After I read a few entries, I sat back in my chair and stared out the window. It was going to be difficult to get through the entire thing without feeling overwhelmed. I went to my bag and pulled out some sticky tabs that I used to mark up student papers. “Okay,” I thought to myself, “if I can mark up this paper, maybe I can understand it.”

I looked at the first few entries. What was I seeing? It felt like one sentence of despair after another. Please God….medication stopped working….how can they understand…..Tom and the girls….I can’t go on living…. I took out my pen and the sticky tabs and re-read the first page.

I labeled suicidal thoughts with a yellow tab. There was a lot of yellow, and it started right there on the first page. I don’t think I should be here by myself, she wrote that summer of 1996 when I was seventeen. I tagged it yellow, and marked the others on that page where she talked about the idea of suicide. She didn’t actually use the word “suicide” right away, but the tone was there.

Pink tabs were next. I used them to mark when she wrote about me, my sister and my father. She was particularly concerned about the effect her depression was having on us. I don’t want to hurt my darling girls, she wrote over and over again. I paused there and actually said out loud, “Well, you did,” and then I felt a pang of guilt that somehow I had hurt her by saying this. Returning to the business in front of me, I marked it and the others like it with pink tabs.

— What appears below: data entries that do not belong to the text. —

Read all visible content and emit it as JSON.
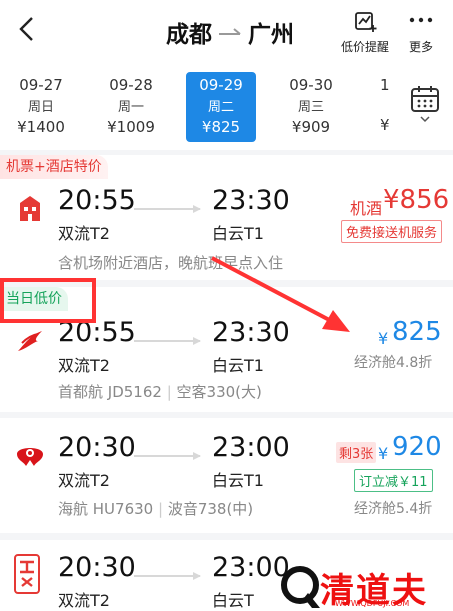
{
  "header": {
    "origin": "成都",
    "destination": "广州",
    "low_price_label": "低价提醒",
    "more_label": "更多"
  },
  "dates": [
    {
      "date": "09-27",
      "weekday": "周日",
      "price": "¥1400",
      "selected": false
    },
    {
      "date": "09-28",
      "weekday": "周一",
      "price": "¥1009",
      "selected": false
    },
    {
      "date": "09-29",
      "weekday": "周二",
      "price": "¥825",
      "selected": true
    },
    {
      "date": "09-30",
      "weekday": "周三",
      "price": "¥909",
      "selected": false
    },
    {
      "date": "1",
      "weekday": "",
      "price": "¥",
      "selected": false
    }
  ],
  "flights": [
    {
      "tag": "机票+酒店特价",
      "dep_time": "20:55",
      "dep_airport": "双流T2",
      "arr_time": "23:30",
      "arr_airport": "白云T1",
      "price_prefix": "机酒",
      "price": "¥856",
      "badge": "免费接送机服务",
      "note": "含机场附近酒店，晚航班早点入住"
    },
    {
      "tag": "当日低价",
      "dep_time": "20:55",
      "dep_airport": "双流T2",
      "arr_time": "23:30",
      "arr_airport": "白云T1",
      "price_symbol": "¥",
      "price": "825",
      "cabin": "经济舱4.8折",
      "airline": "首都航 JD5162",
      "aircraft": "空客330(大)"
    },
    {
      "dep_time": "20:30",
      "dep_airport": "双流T2",
      "arr_time": "23:00",
      "arr_airport": "白云T1",
      "remaining": "剩3张",
      "price_symbol": "¥",
      "price": "920",
      "discount": "订立减￥11",
      "cabin": "经济舱5.4折",
      "airline": "海航 HU7630",
      "aircraft": "波音738(中)"
    },
    {
      "dep_time": "20:30",
      "dep_airport": "双流T2",
      "arr_time": "23:00",
      "arr_airport": "白云T"
    }
  ],
  "watermark": {
    "text": "清道夫",
    "url": "WWW.QDFUJI.COM"
  },
  "colors": {
    "accent_blue": "#1e88e5",
    "price_red": "#e53935",
    "green": "#15a35a",
    "annotation_red": "#ff3333"
  }
}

I used the blue tabs to label discussions about her treatment. There were plenty, many of them quite clinical, about the best way forward and the right levels of drugs that could keep her stable. These tabs seemed to be the easiest ones to use, as they felt more like I was marking up a medical chart of sorts.

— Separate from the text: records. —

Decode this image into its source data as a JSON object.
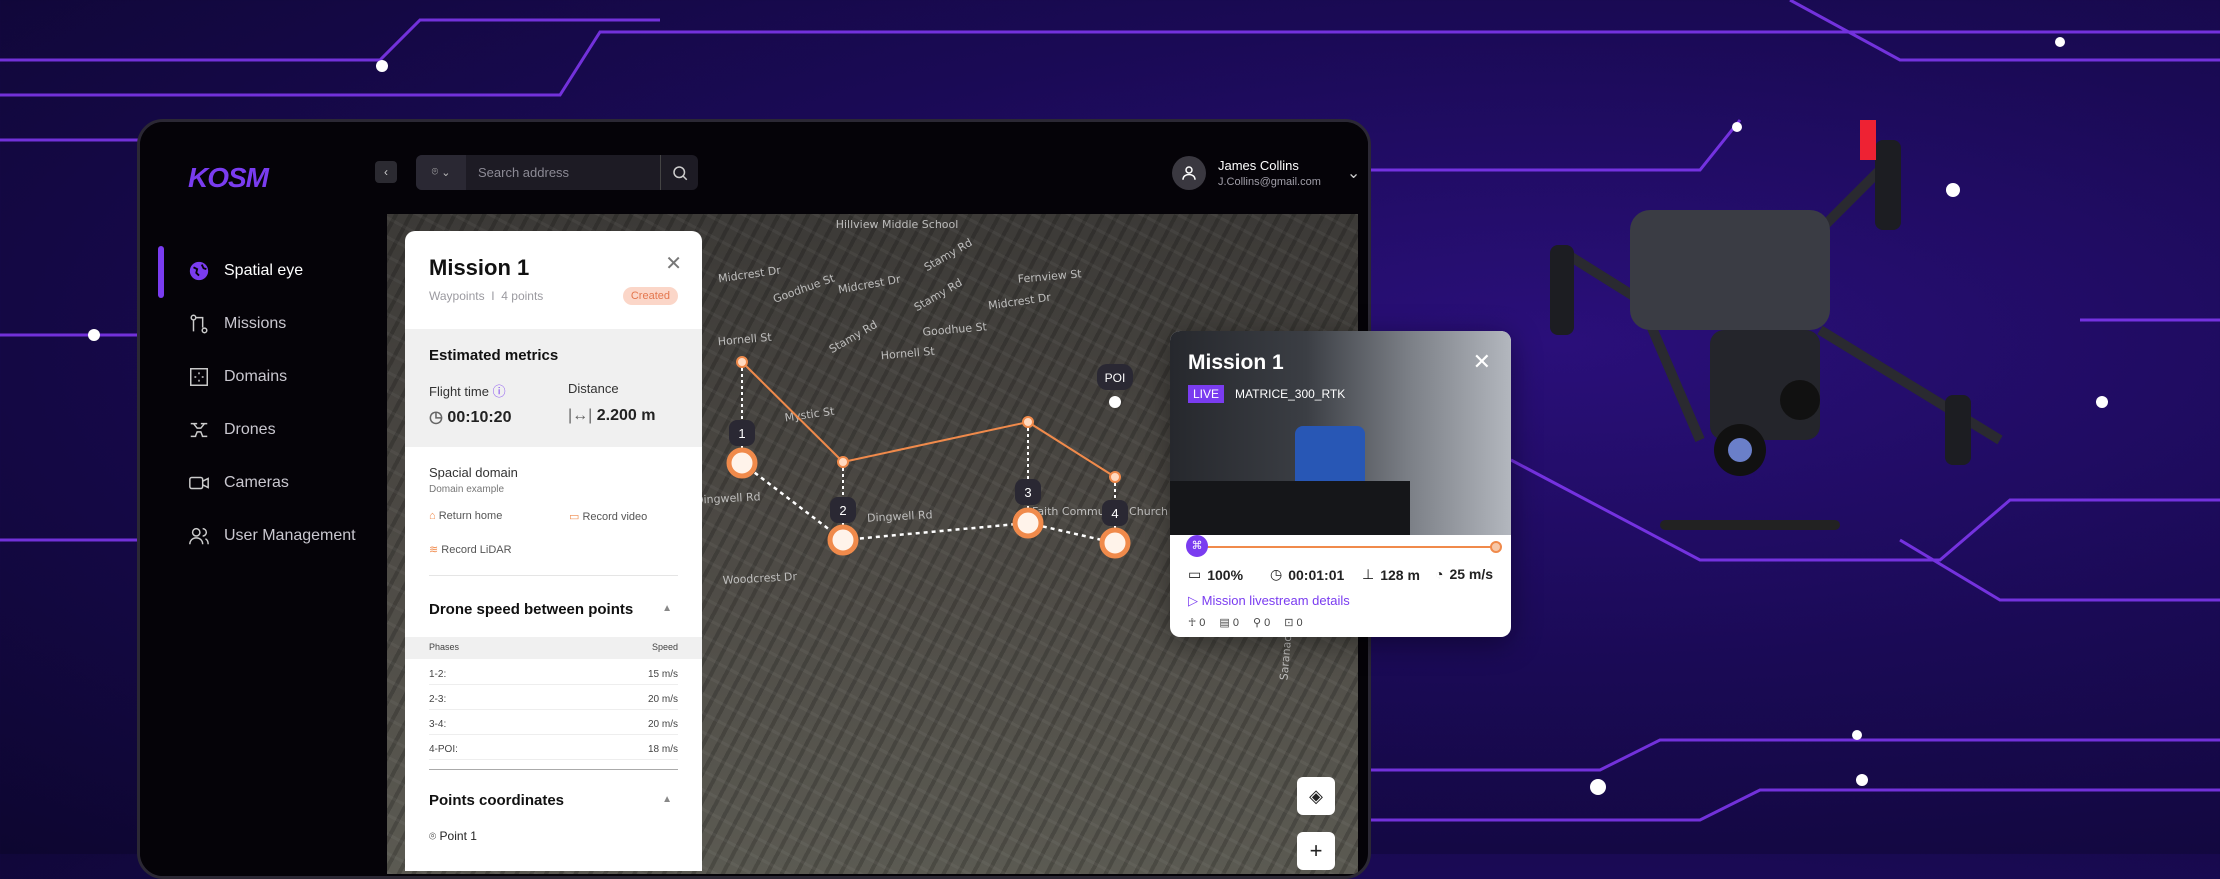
{
  "app": {
    "logo": "KOSM"
  },
  "sidebar": {
    "items": [
      {
        "label": "Spatial eye",
        "icon": "globe-icon",
        "active": true
      },
      {
        "label": "Missions",
        "icon": "route-icon"
      },
      {
        "label": "Domains",
        "icon": "domain-grid-icon"
      },
      {
        "label": "Drones",
        "icon": "drone-icon"
      },
      {
        "label": "Cameras",
        "icon": "camera-icon"
      },
      {
        "label": "User Management",
        "icon": "users-icon"
      }
    ]
  },
  "topbar": {
    "search_placeholder": "Search address",
    "user": {
      "name": "James Collins",
      "email": "J.Collins@gmail.com"
    }
  },
  "mission_panel": {
    "title": "Mission 1",
    "type": "Waypoints",
    "separator": "I",
    "points": "4 points",
    "status": "Created",
    "metrics_title": "Estimated metrics",
    "flight_time_label": "Flight time",
    "flight_time": "00:10:20",
    "distance_label": "Distance",
    "distance": "2.200 m",
    "domain_title": "Spacial domain",
    "domain_name": "Domain example",
    "actions": [
      "Return home",
      "Record video",
      "Record LiDAR"
    ],
    "speed_title": "Drone speed between points",
    "speed_headers": [
      "Phases",
      "Speed"
    ],
    "speeds": [
      {
        "phase": "1-2:",
        "speed": "15 m/s"
      },
      {
        "phase": "2-3:",
        "speed": "20 m/s"
      },
      {
        "phase": "3-4:",
        "speed": "20 m/s"
      },
      {
        "phase": "4-POI:",
        "speed": "18 m/s"
      }
    ],
    "coords_title": "Points coordinates",
    "first_point": "Point 1"
  },
  "map": {
    "labels": [
      "Hillview Middle School",
      "Midcrest Dr",
      "Goodhue St",
      "Midcrest Dr",
      "Stamy Rd",
      "Fernview St",
      "Midcrest Dr",
      "Stamy Rd",
      "Hornell St",
      "Stamy Rd",
      "Goodhue St",
      "Hornell St",
      "Mystic St",
      "Dingwell Rd",
      "Dingwell Rd",
      "Woodcrest Dr",
      "Saranac Dr",
      "Faith Community Church"
    ],
    "waypoints": [
      "1",
      "2",
      "3",
      "4"
    ],
    "poi": "POI",
    "accent": "#f08a4b"
  },
  "live_card": {
    "title": "Mission 1",
    "live": "LIVE",
    "drone": "MATRICE_300_RTK",
    "battery": "100%",
    "elapsed": "00:01:01",
    "altitude": "128 m",
    "speed": "25 m/s",
    "link": "Mission livestream details",
    "counts": [
      "0",
      "0",
      "0",
      "0"
    ],
    "progress": 1.0
  },
  "colors": {
    "brand": "#7a3cf0",
    "accent": "#f08a4b"
  }
}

I used the last tabs, the purple ones, to mark when she looked outside of herself—to God, usually, but sometimes to the wider world—and asked for help. Many times, she wrote something like, Have you any mercy left for me, God? Those tabs seemed the most full of despair, because they marked the hopelessness that was more and more apparent as the diary progressed. As I stared at the purple tabs, I briefly thought about the times in recent months when I had actively bargained with a higher power to make my pain stop, or at least to help me move forward through it.

The tabs slowed me down and let me read her diary with a more clinical eye. I was trying to put together the pieces of the puzzle, trying to figure out what had happened, and why it had happened. I was jarred by many of the things she wrote, but being able to label them helped me to have some distance from the writing. So much of the information in it was new to me—things I swear I never knew, like the many entries from 1996, two years before her death—that I kept thinking back to that moment when we found the diary, and trying to remember how much of it I read. 

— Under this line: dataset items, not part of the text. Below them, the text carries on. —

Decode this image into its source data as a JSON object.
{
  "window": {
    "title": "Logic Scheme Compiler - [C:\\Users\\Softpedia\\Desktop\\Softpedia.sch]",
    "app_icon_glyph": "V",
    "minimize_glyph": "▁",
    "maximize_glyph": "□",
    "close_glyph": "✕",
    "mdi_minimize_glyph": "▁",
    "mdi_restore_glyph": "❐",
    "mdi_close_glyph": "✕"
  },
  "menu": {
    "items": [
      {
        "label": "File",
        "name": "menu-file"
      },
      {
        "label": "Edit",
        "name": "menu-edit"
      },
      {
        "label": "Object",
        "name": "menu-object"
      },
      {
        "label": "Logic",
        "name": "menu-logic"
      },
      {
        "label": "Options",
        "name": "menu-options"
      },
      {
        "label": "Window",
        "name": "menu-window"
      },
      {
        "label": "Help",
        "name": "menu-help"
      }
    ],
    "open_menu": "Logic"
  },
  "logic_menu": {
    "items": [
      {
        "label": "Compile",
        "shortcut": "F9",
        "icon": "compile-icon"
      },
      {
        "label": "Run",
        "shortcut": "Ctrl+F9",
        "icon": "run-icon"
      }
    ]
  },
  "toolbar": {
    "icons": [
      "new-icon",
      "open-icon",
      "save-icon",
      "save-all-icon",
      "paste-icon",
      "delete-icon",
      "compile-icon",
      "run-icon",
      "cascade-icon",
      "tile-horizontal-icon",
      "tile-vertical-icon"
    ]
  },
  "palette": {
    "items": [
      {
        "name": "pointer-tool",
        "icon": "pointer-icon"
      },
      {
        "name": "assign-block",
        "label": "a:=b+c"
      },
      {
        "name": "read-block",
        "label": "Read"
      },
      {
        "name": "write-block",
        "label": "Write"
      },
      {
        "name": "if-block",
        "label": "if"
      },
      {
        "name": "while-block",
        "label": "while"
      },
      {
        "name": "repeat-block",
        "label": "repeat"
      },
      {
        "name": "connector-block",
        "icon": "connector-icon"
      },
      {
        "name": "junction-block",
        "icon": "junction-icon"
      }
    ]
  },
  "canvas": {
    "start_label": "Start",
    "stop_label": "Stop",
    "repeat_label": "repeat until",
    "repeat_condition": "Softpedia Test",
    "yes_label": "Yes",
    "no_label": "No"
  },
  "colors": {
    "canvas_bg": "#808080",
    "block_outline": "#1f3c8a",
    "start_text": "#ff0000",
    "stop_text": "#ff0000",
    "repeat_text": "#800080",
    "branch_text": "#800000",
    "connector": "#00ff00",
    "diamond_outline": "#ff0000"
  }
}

It had been summer and the light was strong through the windows of my parents’ bedroom. I’d held the diary in my hands, thumbing through the pages. I was alone, though I could hear the movement of people downstairs, which was comforting. Outside, the Oregon summer made the green trees and grass glow, and I looked out to see a bright blue sky, which didn’t seem right. The paper of her diary was thin, and I held it delicately, worried that I might somehow damage this last piece of my mom.

And then—nothing. Or at least nothing remained in my mind. Even though that time period was so vivid in my mind, I couldn’t see much of that scene past the initial moment when I’d held her diary in my hands. Maybe I had read it all, and then forgotten it. But that seemed unlikely.